Gal (stof)
Gal of galvloeistof is een geelgroene vloeistof dat gemaakt wordt door de lever. Gal wordt opgeslagen in de galblaas en hoort niet bij de verteringssappen. Gal zorgt er als het ware voor dat vetten in de spijsvertering worden opgedeeld in kleinere stukjes (emulgeren).
De stof wordt gemaakt in de lever en bestaat uit water, galzouten, cholesterol en bilirubine. Nadat gal tijdelijk in de galblaas wordt opgeslagen wordt het via de galgang en de papil van Vater naar de twaalfvingerige darm gebracht. In deze darm wordt het gal bij de spijsvertering gedaan, waardoor de vetcellen kleinere worden. Dit belangrijk, aangezien voedingsstoffen hierna in de dunne darm worden opgenomen. Vetcellen zijn vaak te groot om direct opgenomen te worden en dus maakt gal ze geschikt voor opname in het lichaam. Je kunt gal dus vergelijken met een schaar, die de cellen in stukjes knipt.
Gal is grotendeels gemaakt van afvalstoffen, die met de ontlasting het lichaam uitgaan. De galzouten worden door het lichaam voor het grootste gedeelte hergebruikt, net als een deel van het water. De andere stoffen zijn ook echt afvalstoffen van het lichaam. Zo bestaat bilirubine uit dode rode bloedcellen. Op deze manier is het lichaam dus ook haar afval kwijt.
De naam
De naam gal komt van het Griekse chloros; wat helder groen of helder geel betekent. De stof cholesterol en de ziekte cholera zijn hiervan afgeleid. Vroeger werd gedacht dat een te veel aan gal leidde tot bepaalde emoties.
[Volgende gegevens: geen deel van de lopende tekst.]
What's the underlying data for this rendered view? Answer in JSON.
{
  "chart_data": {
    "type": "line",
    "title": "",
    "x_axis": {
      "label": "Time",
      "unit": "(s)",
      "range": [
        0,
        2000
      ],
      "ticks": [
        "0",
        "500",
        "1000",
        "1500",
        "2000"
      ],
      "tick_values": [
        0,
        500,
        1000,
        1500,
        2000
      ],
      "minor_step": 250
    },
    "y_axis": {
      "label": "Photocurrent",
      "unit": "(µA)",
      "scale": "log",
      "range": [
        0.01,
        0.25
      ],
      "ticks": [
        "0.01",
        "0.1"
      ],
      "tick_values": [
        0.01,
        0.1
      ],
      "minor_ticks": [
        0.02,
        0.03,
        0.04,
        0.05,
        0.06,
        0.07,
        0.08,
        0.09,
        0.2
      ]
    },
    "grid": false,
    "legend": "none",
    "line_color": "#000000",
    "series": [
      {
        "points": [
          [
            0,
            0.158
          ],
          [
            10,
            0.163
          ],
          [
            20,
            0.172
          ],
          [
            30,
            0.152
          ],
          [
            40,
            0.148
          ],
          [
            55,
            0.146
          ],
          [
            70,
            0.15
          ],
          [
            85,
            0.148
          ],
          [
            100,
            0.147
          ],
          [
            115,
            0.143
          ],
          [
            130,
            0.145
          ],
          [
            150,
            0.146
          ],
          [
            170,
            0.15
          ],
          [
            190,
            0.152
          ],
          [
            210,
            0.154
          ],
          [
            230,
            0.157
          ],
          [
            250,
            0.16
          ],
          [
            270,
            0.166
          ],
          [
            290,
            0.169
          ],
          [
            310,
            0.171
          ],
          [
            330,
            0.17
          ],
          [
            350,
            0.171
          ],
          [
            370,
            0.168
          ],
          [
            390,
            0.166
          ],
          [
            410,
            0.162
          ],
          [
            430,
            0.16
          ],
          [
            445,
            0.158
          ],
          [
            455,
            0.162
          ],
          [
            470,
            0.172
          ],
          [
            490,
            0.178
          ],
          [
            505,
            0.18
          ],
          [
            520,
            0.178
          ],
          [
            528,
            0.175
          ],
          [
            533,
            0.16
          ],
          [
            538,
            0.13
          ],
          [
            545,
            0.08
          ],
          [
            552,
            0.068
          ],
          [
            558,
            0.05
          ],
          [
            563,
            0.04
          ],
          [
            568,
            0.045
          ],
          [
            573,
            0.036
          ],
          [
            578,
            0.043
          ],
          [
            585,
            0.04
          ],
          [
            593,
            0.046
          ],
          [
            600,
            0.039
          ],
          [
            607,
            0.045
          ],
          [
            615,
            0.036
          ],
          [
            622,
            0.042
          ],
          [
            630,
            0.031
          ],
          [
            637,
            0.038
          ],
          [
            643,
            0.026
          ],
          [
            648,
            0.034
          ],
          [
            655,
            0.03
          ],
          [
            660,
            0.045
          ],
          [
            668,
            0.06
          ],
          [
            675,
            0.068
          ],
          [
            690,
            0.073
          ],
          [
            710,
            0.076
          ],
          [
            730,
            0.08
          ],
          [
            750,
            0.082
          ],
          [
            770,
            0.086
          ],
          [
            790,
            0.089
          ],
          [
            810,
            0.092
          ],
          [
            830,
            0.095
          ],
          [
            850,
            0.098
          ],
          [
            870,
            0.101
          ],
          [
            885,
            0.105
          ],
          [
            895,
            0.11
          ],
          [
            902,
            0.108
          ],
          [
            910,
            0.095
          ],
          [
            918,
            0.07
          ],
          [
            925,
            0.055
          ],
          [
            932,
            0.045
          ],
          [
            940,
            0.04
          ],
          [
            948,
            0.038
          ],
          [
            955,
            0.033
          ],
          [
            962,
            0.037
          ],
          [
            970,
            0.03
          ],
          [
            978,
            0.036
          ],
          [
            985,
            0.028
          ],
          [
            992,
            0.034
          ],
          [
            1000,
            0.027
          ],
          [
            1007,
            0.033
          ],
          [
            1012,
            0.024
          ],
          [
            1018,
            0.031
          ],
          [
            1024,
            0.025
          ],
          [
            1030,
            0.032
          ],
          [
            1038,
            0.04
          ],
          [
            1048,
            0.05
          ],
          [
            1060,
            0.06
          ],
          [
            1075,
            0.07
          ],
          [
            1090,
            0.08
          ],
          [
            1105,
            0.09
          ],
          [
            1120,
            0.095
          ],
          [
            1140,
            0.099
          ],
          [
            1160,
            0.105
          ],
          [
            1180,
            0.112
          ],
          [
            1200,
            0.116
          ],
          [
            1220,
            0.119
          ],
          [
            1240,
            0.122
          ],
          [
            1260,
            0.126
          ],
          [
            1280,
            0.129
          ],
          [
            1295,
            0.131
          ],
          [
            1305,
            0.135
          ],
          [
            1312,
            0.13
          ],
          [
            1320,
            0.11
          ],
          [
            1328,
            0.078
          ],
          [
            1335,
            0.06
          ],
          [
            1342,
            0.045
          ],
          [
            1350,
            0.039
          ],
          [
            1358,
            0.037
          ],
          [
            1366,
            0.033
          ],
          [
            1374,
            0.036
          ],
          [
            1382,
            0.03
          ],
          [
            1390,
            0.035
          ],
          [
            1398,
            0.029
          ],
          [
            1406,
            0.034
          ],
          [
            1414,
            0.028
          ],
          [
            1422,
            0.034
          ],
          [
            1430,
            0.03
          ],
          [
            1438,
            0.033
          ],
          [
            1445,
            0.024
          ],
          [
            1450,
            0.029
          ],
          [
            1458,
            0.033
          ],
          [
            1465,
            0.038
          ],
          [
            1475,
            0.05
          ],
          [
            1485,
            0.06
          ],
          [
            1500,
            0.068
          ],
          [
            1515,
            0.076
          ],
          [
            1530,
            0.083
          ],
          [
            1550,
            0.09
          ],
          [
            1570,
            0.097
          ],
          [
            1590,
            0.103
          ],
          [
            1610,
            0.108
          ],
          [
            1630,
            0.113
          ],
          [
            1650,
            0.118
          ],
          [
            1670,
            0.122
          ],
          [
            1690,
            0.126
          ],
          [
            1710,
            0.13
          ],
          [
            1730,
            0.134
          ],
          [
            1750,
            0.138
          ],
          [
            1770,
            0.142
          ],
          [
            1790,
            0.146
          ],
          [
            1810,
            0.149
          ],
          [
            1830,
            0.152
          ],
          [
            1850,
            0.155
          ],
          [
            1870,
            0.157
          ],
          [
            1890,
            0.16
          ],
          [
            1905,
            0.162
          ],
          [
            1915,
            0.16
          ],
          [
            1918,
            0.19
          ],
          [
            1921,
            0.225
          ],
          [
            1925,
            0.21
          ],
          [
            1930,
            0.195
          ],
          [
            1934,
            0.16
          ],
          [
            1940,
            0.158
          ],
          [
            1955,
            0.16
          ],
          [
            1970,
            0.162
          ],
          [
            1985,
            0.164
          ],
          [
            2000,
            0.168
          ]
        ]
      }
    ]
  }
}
Hoewel de wetenschap nu weet dat hier geen relatie tussen is, is het nog wel in ons taalgebruik te vinden. De woorden cholerisch (driftig) en melancholisch (verdrietig) zijn van de Griekse benaming van gal afgeleid. Ook het woord zwartgallig is afgeleid van gal. Toentertijd dacht men dat een teveel aan gal de mens verdrietig en driftig maakte.